French Broad River Festival
Hot Springs, N.C.

[Festival Website]
[Current Festival Information]

The French Broad River Festival is a campground-based event with activities focused on preservation of the river as well as two afternoons and evenings of mostly bluegrass and Americana-oriented jam band performances. Additional activities include a river cleanup the Thursday prior to the festival and raft and mountain bike races on Saturday morning. It is held during the first weekend of May each year. We were there in 2018, the 21st edition of the festival.

Music is on the main stage and a second “Flood Stage” under a large tent.

Sol Driven Train Saturday afternoon on the Main Stage ...

Sirius.B on the Flood Stage during an early Friday performance ...

The Dynamic Art Gallerie, in a tent near the Flood Stage, offered a small third stage and performances by bands, workshops and DJs. The few times we checked in, it was sparsely attended.

Most folks attending the festival were campers, and it was a very relaxed crowd that included many families with children. This probably accounts for light attendance at early shows, as well. We shot photos during the afternoon; audiences grew throughout the evenings.

Management of the festival is relaxed, as well. There was no printed program or campground map, and no identifiable information booth or source. Stage announcements were few, as well (which, for better or worse, meant no repeated recitations of sponsors’ names, for example).

Regardless of time of day, the tenth of a mile or so between stages in the campground remained busy.

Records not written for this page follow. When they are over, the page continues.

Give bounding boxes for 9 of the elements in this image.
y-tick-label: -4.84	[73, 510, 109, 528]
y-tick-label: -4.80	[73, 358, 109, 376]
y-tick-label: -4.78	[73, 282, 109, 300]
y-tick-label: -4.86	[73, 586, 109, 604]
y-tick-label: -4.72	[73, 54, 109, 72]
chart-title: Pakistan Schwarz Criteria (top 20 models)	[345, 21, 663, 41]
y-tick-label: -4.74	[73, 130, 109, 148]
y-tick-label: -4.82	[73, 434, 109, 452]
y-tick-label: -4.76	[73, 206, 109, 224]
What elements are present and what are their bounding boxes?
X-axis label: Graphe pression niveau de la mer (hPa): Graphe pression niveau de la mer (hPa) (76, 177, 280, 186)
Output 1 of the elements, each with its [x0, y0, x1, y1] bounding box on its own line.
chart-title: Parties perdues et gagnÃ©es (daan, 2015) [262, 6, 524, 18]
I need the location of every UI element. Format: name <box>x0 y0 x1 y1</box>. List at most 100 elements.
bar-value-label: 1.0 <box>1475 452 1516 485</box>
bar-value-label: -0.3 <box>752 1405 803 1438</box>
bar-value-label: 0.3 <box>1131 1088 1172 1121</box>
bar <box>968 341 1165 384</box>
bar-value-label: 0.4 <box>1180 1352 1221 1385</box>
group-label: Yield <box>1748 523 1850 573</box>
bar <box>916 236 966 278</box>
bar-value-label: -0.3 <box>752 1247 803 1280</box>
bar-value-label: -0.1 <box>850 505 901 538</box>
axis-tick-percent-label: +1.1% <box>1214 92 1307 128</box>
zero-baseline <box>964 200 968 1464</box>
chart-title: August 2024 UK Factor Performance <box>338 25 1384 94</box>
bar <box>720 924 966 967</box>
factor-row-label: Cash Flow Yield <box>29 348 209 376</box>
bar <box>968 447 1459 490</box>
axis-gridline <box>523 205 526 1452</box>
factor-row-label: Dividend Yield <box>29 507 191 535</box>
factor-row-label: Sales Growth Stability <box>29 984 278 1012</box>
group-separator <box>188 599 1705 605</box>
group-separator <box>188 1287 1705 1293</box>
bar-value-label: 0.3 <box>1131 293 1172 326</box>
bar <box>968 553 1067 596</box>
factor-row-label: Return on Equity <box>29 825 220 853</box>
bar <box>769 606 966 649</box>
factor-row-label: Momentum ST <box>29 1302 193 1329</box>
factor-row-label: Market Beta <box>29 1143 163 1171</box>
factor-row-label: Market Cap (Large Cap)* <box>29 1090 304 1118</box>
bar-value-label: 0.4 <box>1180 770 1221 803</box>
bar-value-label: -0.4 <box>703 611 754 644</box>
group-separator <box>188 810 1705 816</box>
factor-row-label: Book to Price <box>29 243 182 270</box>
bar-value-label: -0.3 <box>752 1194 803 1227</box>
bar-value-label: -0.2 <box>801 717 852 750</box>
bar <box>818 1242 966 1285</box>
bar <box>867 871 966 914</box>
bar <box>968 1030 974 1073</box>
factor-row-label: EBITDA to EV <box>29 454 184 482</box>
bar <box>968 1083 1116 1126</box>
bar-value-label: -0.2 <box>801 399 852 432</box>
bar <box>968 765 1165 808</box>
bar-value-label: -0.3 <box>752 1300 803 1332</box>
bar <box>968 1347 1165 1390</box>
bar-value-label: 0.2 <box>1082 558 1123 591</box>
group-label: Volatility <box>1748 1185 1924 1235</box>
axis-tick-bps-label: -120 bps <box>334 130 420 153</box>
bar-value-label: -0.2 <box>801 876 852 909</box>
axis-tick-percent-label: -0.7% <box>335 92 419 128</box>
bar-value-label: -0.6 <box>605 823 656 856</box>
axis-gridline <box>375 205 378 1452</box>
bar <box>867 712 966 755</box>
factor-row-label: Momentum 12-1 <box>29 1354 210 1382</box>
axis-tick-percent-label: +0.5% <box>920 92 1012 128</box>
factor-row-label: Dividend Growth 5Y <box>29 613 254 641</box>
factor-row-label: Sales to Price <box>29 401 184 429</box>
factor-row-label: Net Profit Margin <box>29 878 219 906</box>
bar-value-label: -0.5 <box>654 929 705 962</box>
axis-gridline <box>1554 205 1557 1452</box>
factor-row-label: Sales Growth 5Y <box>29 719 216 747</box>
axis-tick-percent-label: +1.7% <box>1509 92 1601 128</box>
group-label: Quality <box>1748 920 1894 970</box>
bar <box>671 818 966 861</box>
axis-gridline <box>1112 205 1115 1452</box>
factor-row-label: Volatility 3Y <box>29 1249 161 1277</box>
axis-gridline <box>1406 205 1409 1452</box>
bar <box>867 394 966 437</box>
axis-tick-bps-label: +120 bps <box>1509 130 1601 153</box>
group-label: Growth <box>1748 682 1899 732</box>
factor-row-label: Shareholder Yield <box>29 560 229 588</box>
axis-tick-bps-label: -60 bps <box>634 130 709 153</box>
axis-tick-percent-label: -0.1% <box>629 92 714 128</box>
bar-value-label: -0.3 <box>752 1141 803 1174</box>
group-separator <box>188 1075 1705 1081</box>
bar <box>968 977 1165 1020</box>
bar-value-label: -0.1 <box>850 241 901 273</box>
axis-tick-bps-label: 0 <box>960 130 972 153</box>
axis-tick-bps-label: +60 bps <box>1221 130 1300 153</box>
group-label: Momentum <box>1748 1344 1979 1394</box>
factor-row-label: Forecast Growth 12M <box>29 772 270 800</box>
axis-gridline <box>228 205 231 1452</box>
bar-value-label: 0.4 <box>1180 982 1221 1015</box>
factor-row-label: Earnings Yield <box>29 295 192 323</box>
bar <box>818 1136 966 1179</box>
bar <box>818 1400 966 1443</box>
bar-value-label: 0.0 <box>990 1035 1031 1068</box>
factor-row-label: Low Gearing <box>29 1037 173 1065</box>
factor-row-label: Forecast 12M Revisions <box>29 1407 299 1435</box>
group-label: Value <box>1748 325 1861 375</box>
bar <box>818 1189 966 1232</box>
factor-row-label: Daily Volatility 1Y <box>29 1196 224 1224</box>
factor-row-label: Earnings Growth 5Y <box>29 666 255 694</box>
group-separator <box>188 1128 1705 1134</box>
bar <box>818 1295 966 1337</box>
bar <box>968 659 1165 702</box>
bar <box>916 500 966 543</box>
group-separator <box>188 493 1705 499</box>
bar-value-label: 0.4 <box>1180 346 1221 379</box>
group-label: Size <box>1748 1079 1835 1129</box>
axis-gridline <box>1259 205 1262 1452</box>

Below, at the center of the campground, you can see the Flood Stage tent beyond the bathhouses and across the road. There are additional bathhouses near the front of the campground and were plenty of porta-johns near each stage.

The kids’ play area was next to the flood stage and featured a climbing wall and bungie jumping. A smaller play area close to the main stage had a swing set, a small slide and a face painters' booth.

A parade, jugglers, folks dressed in costume (for Cinco de Mayo and otherwise), and other activities kept spirits light.

Back at the main stage, a tent to the side provided shelter from the sun and afternoon rain.

Vendors lined the back end of the main stage area, including food vendors, an outdoor gear company and others that would be familiar to festival-goers. Booths in the background below were across the campground’s main road. There were a few more near the Flood Stage.

The Hot Springs Resort and Spa Campground has more than 500 sites, including many along the river, and appeared to pack in more for the festival. It also offers RV hookups, several cabins (below), a store and other amenities.

The river and one of two islands next to the campground ...

Free parking across the street from the campground on the lawn of Hot Springs Resort is plentiful but is about a 10-minute walk from the main stage.